In deze onverbloemd autobiografische roman is het 1974 als twee jongens in spijkerpakken een VVD-echtpaar voor gek zetten. Dit echtpaar, Jan Breugelman en zijn vrouw Elizabeth, is bevriend met de echtelieden Han en Lousje Voskuil. In discussies met de Voskuiltjes doen Jan en Elizabeth zich kennen als VVD-denkers pur sang:

‘Staatsbemoeienis is verderfelijk. Ontwikkelingshulp is weggegooid geld. Mensen bepalen zelf wat ze willen verdienen en uitgeven. Dat er veel geld gaat naar de collectieve sector, is onverdraaglijk. Van sociale voorzieningen wordt alleen maar misbruik gemaakt. De auto is een heilige koe. Voor het milieu hoeft de regering geen miljarden uit te trekken, want met het milieu komt het vanzelf wel goed.’

 

Naar de bliksem

Weerzinwekkend, vindt duurzaamheidsdenker Han.
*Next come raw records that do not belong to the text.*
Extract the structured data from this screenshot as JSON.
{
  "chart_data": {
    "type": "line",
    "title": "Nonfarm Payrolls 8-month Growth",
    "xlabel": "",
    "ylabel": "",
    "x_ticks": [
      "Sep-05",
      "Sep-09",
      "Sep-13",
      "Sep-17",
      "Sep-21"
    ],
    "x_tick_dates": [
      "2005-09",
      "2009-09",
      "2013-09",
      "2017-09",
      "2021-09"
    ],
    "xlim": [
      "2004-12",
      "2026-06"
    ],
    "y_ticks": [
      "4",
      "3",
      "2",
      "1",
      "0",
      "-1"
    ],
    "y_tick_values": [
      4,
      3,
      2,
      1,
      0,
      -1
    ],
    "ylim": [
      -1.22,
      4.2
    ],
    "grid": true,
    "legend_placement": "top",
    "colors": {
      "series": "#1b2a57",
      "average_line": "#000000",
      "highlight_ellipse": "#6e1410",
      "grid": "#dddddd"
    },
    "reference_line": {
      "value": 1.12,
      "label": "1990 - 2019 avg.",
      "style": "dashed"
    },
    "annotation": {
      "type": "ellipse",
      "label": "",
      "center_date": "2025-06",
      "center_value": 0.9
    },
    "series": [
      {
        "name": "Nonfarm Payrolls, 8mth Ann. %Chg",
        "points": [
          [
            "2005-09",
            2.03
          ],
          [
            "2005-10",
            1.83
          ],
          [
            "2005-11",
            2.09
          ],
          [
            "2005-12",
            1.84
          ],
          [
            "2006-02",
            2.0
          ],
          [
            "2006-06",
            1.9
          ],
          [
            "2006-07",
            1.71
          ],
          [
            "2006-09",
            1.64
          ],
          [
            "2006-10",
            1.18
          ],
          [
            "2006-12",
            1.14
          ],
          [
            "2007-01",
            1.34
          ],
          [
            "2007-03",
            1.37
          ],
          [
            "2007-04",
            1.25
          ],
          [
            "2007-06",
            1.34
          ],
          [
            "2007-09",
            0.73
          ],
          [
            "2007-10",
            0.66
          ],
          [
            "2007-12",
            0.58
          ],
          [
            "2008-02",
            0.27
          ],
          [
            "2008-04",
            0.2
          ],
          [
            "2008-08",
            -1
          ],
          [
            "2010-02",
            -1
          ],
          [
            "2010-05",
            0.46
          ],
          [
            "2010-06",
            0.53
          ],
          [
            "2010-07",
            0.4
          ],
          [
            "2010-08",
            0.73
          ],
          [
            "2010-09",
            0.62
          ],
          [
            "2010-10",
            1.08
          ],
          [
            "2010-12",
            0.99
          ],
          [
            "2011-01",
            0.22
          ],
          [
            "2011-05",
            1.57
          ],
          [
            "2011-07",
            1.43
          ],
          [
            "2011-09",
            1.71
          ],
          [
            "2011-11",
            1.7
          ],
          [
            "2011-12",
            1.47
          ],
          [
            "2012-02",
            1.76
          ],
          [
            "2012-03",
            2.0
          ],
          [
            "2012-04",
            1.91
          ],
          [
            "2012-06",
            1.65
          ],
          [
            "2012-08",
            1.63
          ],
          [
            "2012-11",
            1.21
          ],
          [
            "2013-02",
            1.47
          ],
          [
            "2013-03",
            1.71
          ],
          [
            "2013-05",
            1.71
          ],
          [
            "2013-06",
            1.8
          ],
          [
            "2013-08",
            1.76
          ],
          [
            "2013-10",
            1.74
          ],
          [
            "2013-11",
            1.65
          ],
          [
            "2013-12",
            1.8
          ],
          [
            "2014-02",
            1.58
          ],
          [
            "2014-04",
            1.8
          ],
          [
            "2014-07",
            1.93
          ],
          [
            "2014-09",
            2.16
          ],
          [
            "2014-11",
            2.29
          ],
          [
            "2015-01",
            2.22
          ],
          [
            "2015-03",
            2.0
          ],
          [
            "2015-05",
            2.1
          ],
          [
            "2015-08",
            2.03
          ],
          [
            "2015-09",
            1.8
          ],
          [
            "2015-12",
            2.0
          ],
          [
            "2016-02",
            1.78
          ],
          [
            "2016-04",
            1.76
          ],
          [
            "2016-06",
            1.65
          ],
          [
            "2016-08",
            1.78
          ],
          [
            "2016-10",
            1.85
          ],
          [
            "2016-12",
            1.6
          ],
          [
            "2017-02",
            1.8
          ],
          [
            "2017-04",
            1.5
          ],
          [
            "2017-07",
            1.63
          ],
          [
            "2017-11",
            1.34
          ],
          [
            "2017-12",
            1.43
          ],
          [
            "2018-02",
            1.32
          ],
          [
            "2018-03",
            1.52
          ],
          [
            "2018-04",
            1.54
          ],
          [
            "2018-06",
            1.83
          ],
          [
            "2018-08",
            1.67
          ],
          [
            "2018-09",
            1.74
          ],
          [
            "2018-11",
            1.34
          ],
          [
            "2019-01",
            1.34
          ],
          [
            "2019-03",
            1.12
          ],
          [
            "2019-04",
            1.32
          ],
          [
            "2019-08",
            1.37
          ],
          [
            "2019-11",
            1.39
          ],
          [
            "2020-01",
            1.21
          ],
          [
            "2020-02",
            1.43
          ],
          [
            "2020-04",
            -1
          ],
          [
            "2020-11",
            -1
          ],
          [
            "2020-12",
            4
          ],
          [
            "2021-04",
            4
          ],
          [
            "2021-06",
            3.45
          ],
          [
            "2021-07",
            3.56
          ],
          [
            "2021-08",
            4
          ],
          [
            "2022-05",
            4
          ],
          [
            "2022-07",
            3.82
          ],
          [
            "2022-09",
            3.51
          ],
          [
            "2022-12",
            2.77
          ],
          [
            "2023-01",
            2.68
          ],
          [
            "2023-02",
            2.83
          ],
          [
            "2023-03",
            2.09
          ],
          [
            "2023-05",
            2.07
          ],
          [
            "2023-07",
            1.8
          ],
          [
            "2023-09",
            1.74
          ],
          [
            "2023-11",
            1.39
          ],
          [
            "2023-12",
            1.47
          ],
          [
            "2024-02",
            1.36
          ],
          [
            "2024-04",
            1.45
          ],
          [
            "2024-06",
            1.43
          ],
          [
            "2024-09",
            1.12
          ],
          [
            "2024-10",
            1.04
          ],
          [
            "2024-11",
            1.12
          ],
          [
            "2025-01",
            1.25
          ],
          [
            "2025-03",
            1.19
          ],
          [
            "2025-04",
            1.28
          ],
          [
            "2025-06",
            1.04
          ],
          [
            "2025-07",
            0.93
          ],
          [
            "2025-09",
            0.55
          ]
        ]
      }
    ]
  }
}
Zeer met het milieu begaan bepleit hij een mentaliteitsverandering: ‘Zolang ons stelsel de mensen in staat stelt te pakken wat ze krijgen kunnen, zal het alleen maar erger worden.’ Verandert die mentaliteit niet, dan gaat de wereld naar de bliksem.

Voskuil heeft het niet meer hoeven meemaken, maar het is precies die funeste mentaliteit die nu aan de macht is. Laten wij het erbij zitten? Natuurlijk niet. Ex-spijkerpakkenproletariërs in den lande verenigt u.